The 54th Regiment Memorial on the Common, which pays tribute to the first Northern black volunteer infantry unit enlisted to fight in the Civil War, was among the park landmarks defaced. Vandals tore down protective fencing and spray-painted graffiti on the rear of the monument, which is now undergoing an extensive restoration, Vizza said.

Elsewhere, the Alexander Hamilton statue on the Commonwealth Avenue Mall was covered in graffiti on all four sides, and the George Washington statue in the Public Garden was also tagged.

Sixteen trashcans in the Public Garden were set ablaze as well, Vizza said.

“When this happens, the community hurts,” Vizza said. “It doesn’t just hurt a monument or a greenspace, it hurts all of our hearts.”

By early Monday morning, the city’s Graffiti Busters and volunteers were on the scene to help clean up the wreckage left behind in the parks.

“There were dozens of community leaders picking up trash, and that was a beautiful thing to see,” Vizza said.

In Back Bay, rioters shattered the front windows and allegedly broke into Clarendon Wine at 563 Boylston St. at around 10:30 p.m., before making off with more than half the store’s stock, including liquor and lottery tickets, and damaging computers, the business owners told local news outlets. This came has yet another major setback for the family-run business that dates back to 1940 and had closed recently to assess its future in the wake of the ongoing public-health crisis.

More than three-dozen other businesses and commercial properties in the neighborhood, along with scores more in the Downtown Crossing area, reported they too experienced vandalism and/or looting overnight, according to boston.com.

Martyn Roetter, chair of the Neighborhood Association of the Back Bay, described the events of Sunday evening as “quite appalling” and “utterly shocking and disgraceful” after watching them unfold on TV at home.

“Up until about 9, things had gone well, and the protesters made their point respectfully by expressing their outrage, but not by attacking city government,” he said. “It’s hard to tell exactly, but other groups came in at that time and created mayhem. Some also used it as opportunity to go into stores and get some nice stuff for themselves, and they did.”

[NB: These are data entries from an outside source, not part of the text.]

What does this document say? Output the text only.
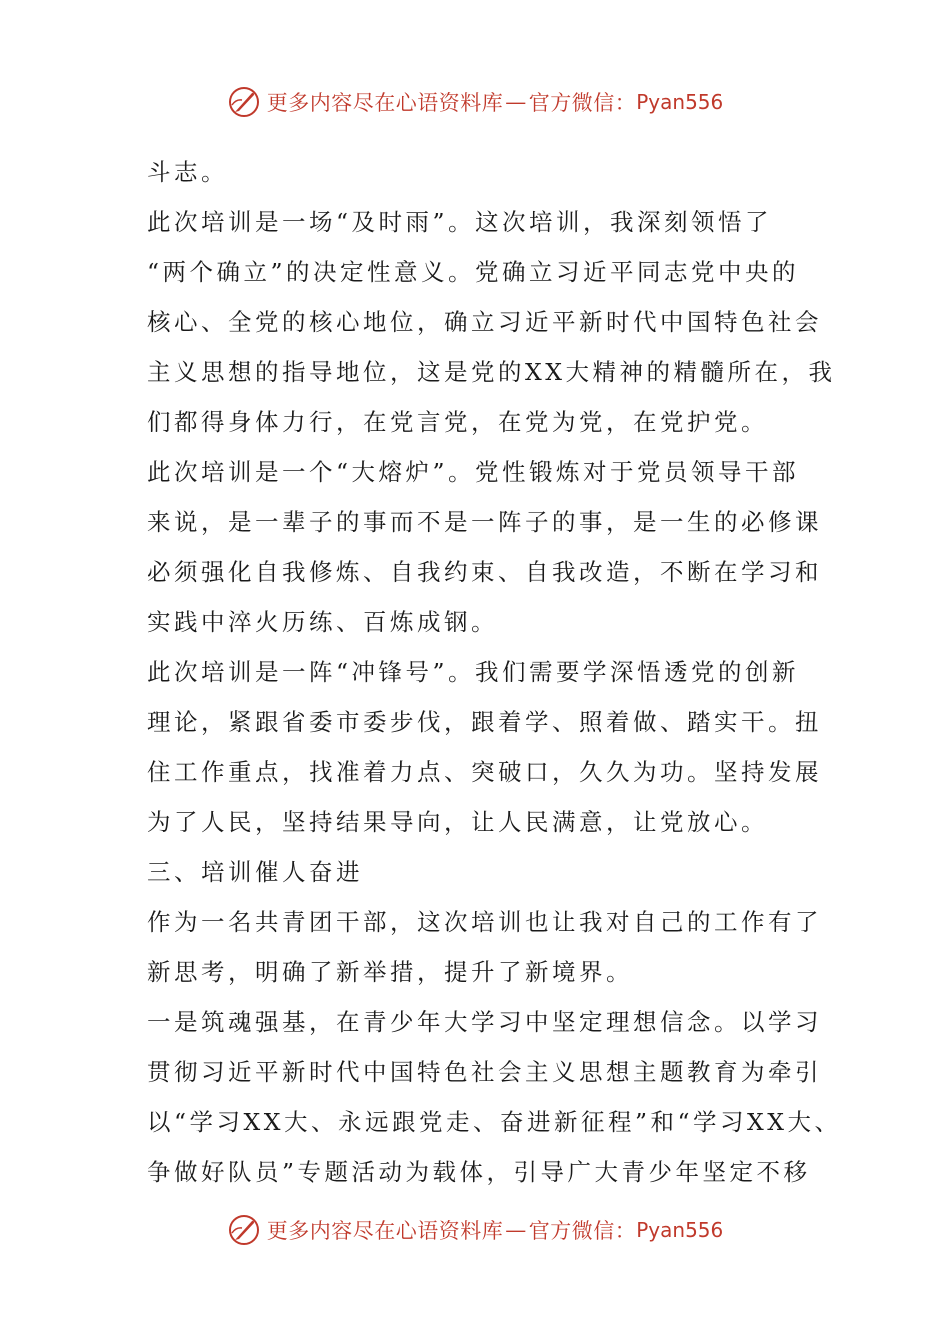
更多内容尽在心语资料库 — 官方微信： Pyan556
斗志。
此次培训是一场“及时雨”。这次培训，我深刻领悟了
“两个确立”的决定性意义。党确立习近平同志党中央的
核心、全党的核心地位，确立习近平新时代中国特色社会
主义思想的指导地位，这是党的XX大精神的精髓所在，我
们都得身体力行，在党言党，在党为党，在党护党。
此次培训是一个“大熔炉”。党性锻炼对于党员领导干部
来说，是一辈子的事而不是一阵子的事，是一生的必修课
必须强化自我修炼、自我约束、自我改造，不断在学习和
实践中淬火历练、百炼成钢。
此次培训是一阵“冲锋号”。我们需要学深悟透党的创新
理论，紧跟省委市委步伐，跟着学、照着做、踏实干。扭
住工作重点，找准着力点、突破口，久久为功。坚持发展
为了人民，坚持结果导向，让人民满意，让党放心。
三、培训催人奋进
作为一名共青团干部，这次培训也让我对自己的工作有了
新思考，明确了新举措，提升了新境界。
一是筑魂强基，在青少年大学习中坚定理想信念。以学习
贯彻习近平新时代中国特色社会主义思想主题教育为牵引
以“学习XX大、永远跟党走、奋进新征程”和“学习XX大、
争做好队员”专题活动为载体，引导广大青少年坚定不移
更多内容尽在心语资料库 — 官方微信： Pyan556
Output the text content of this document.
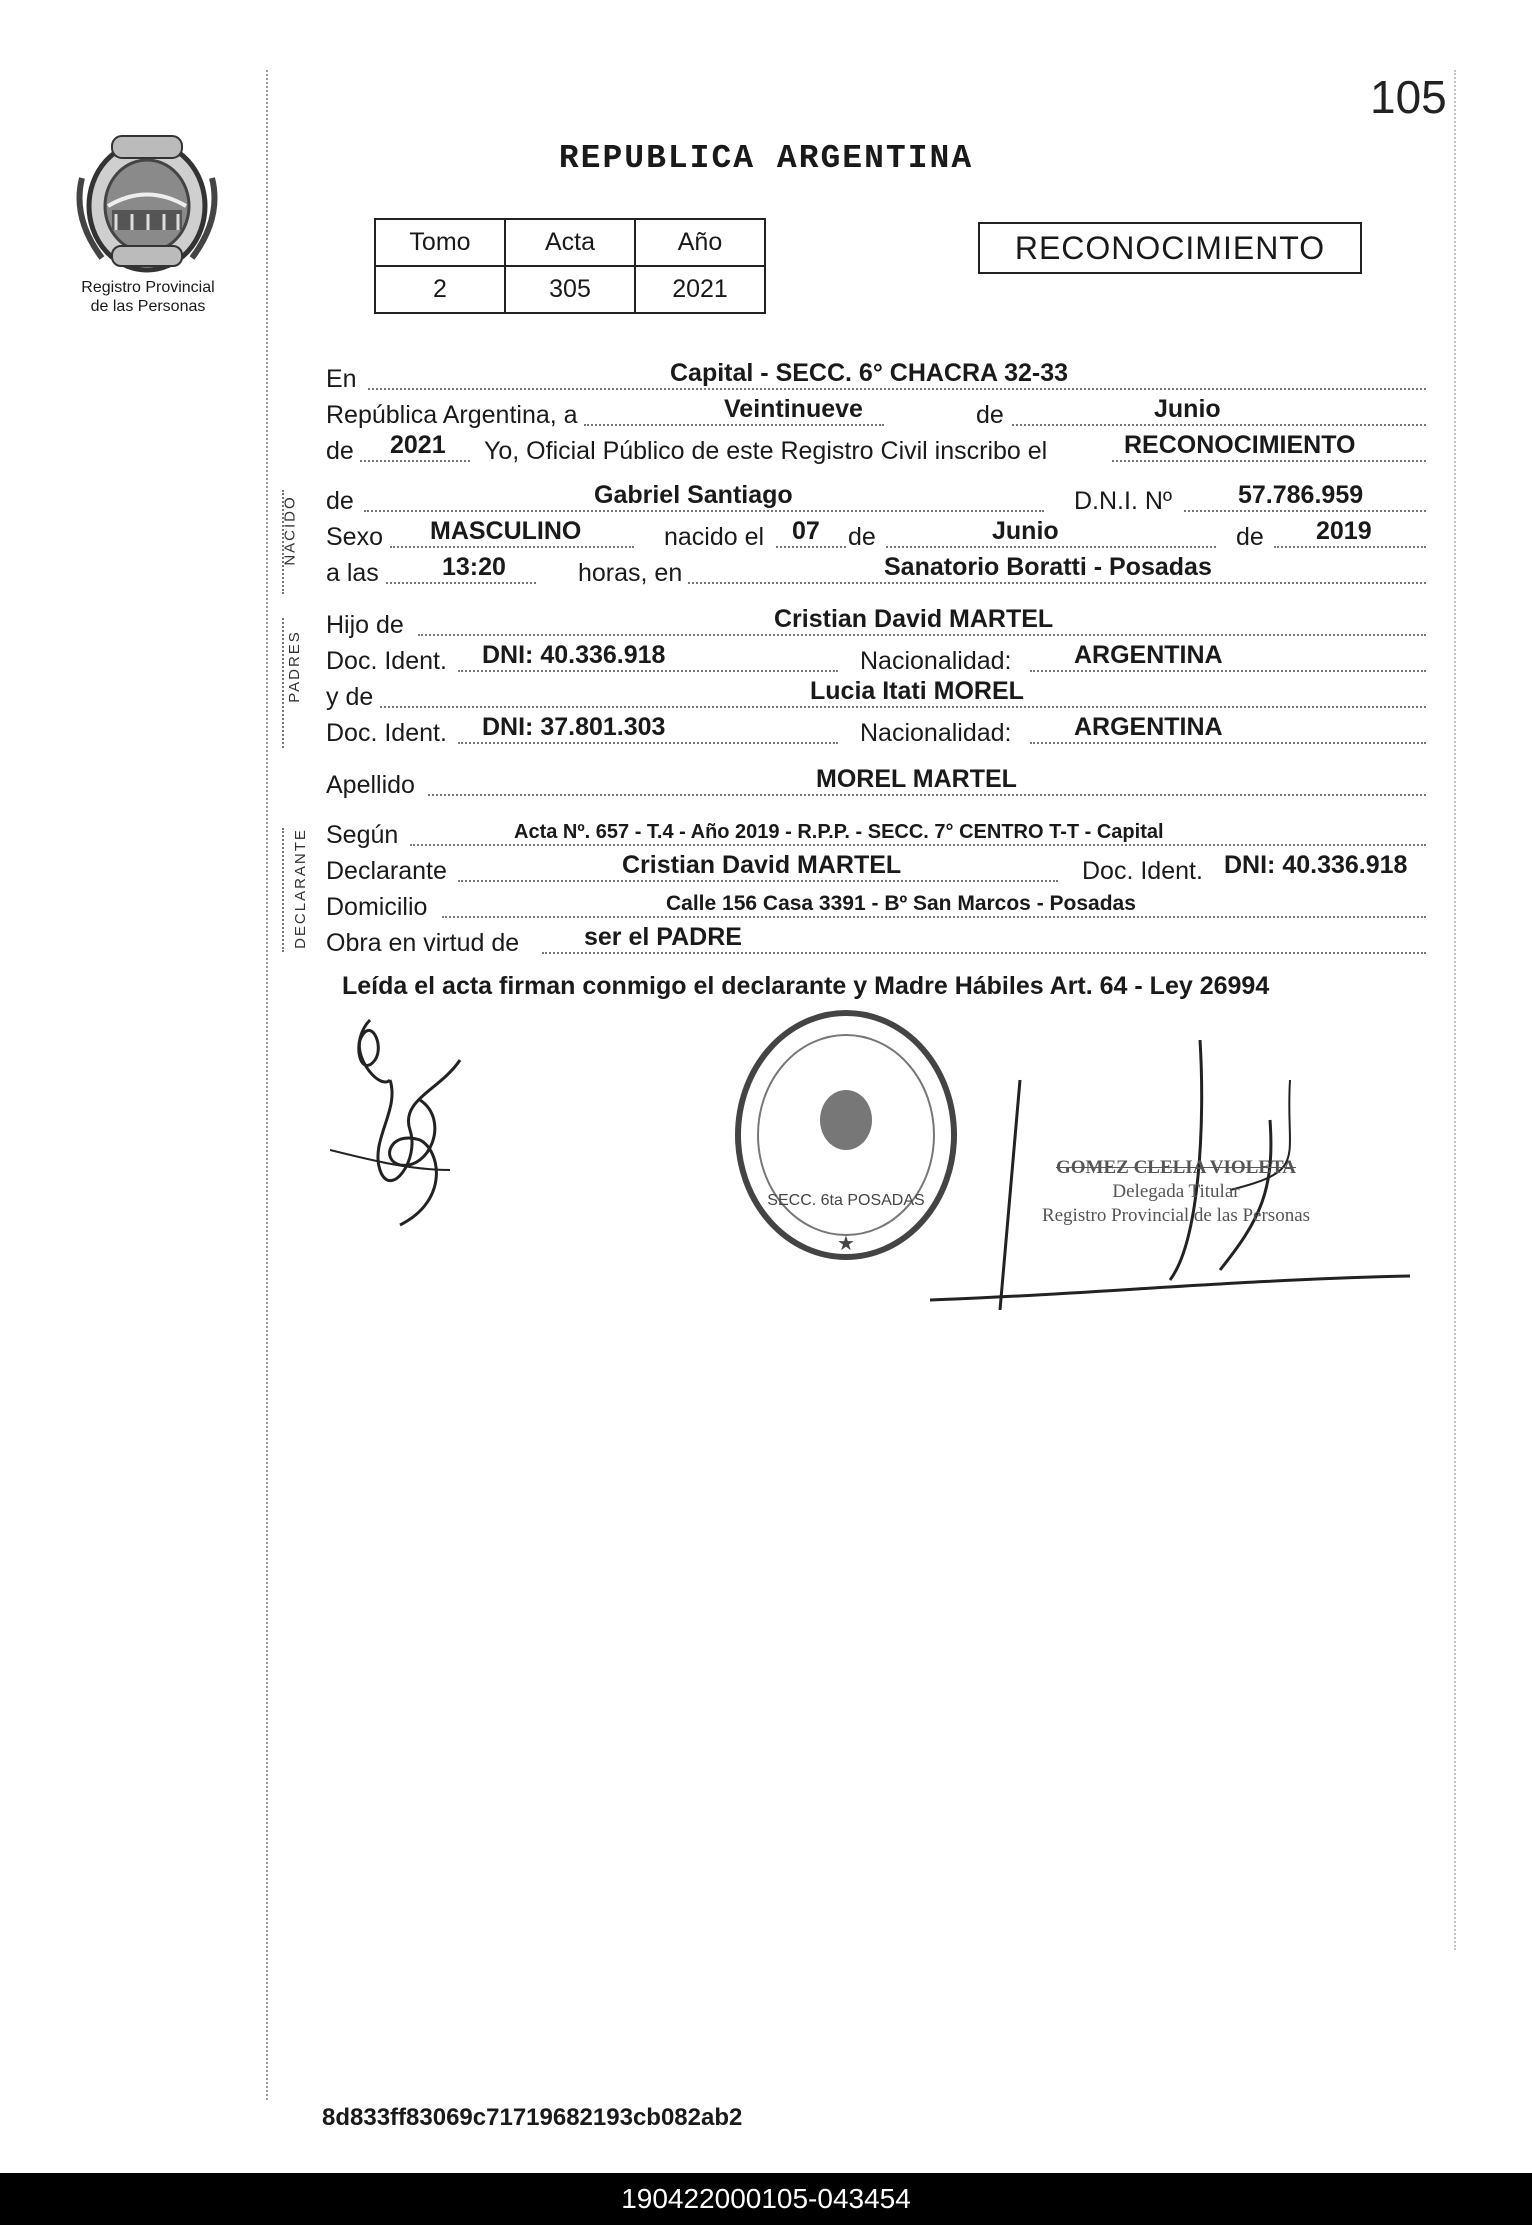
105
Registro Provincial
de las Personas
REPUBLICA ARGENTINA
Tomo	Acta	Año
2	305	2021
RECONOCIMIENTO
En	Capital - SECC. 6° CHACRA 32-33
República Argentina, a	Veintinueve	de	Junio
de 2021 Yo, Oficial Público de este Registro Civil inscribo el	RECONOCIMIENTO
NACIDO de	Gabriel Santiago	D.N.I. Nº	57.786.959
Sexo MASCULINO	nacido el 07 de	Junio	de 2019
a las	13:20	horas, en	Sanatorio Boratti - Posadas
PADRES
Hijo de	Cristian David MARTEL
Doc. Ident. DNI: 40.336.918	Nacionalidad:	ARGENTINA
y de	Lucia Itati MOREL
Doc. Ident. DNI: 37.801.303	Nacionalidad:	ARGENTINA
Apellido	MOREL MARTEL
DECLARANTE Según	Acta Nº. 657 - T.4 - Año 2019 - R.P.P. - SECC. 7° CENTRO T-T - Capital
Declarante	Cristian David MARTEL	Doc. Ident. DNI: 40.336.918
Domicilio	Calle 156 Casa 3391 - Bº San Marcos - Posadas
Obra en virtud de	ser el PADRE
Leída el acta firman conmigo el declarante y Madre Hábiles Art. 64 - Ley 26994
SECC. 6ta POSADAS
★
GOMEZ CLELIA VIOLETA
Delegada Titular
Registro Provincial de las Personas
8d833ff83069c71719682193cb082ab2
190422000105-043454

Roetter said he watched in disbelief as rioters exited Copley Place and Concepts “carrying out loads of loot” and staring directly into the TV camera as they left the scene in cars with license plates that could be easily read.

“The looting on Newbury and Boylston streets went on for quite some time without the forces of law and order there to stop it and intervene,” he said. “People had hoped Boston wouldn’t go the way of other cities like Los Angeles and Chicago, so I think the mob activity developed more rapidly and widely than anyone anticipated.”

Even so, Roetter said the city reached out to him on Monday to not only to acknowledge the previous night’s events, but also to assure NABB and the neighborhood they are now on high alert to prevent it from happening again.

Despite the senseless actions on the part of some protestors, Roetter and Vizza both remain supportive of those who gathered on the Common and acted responsibly.

“The Common is our center stage of civic life, and we stand in solidarity in spirit with the peaceful protestors,” Vizza said. “We support their First Amendment right to protest injustice or what they want to speak about, and this is the ground where we have done that for generations.”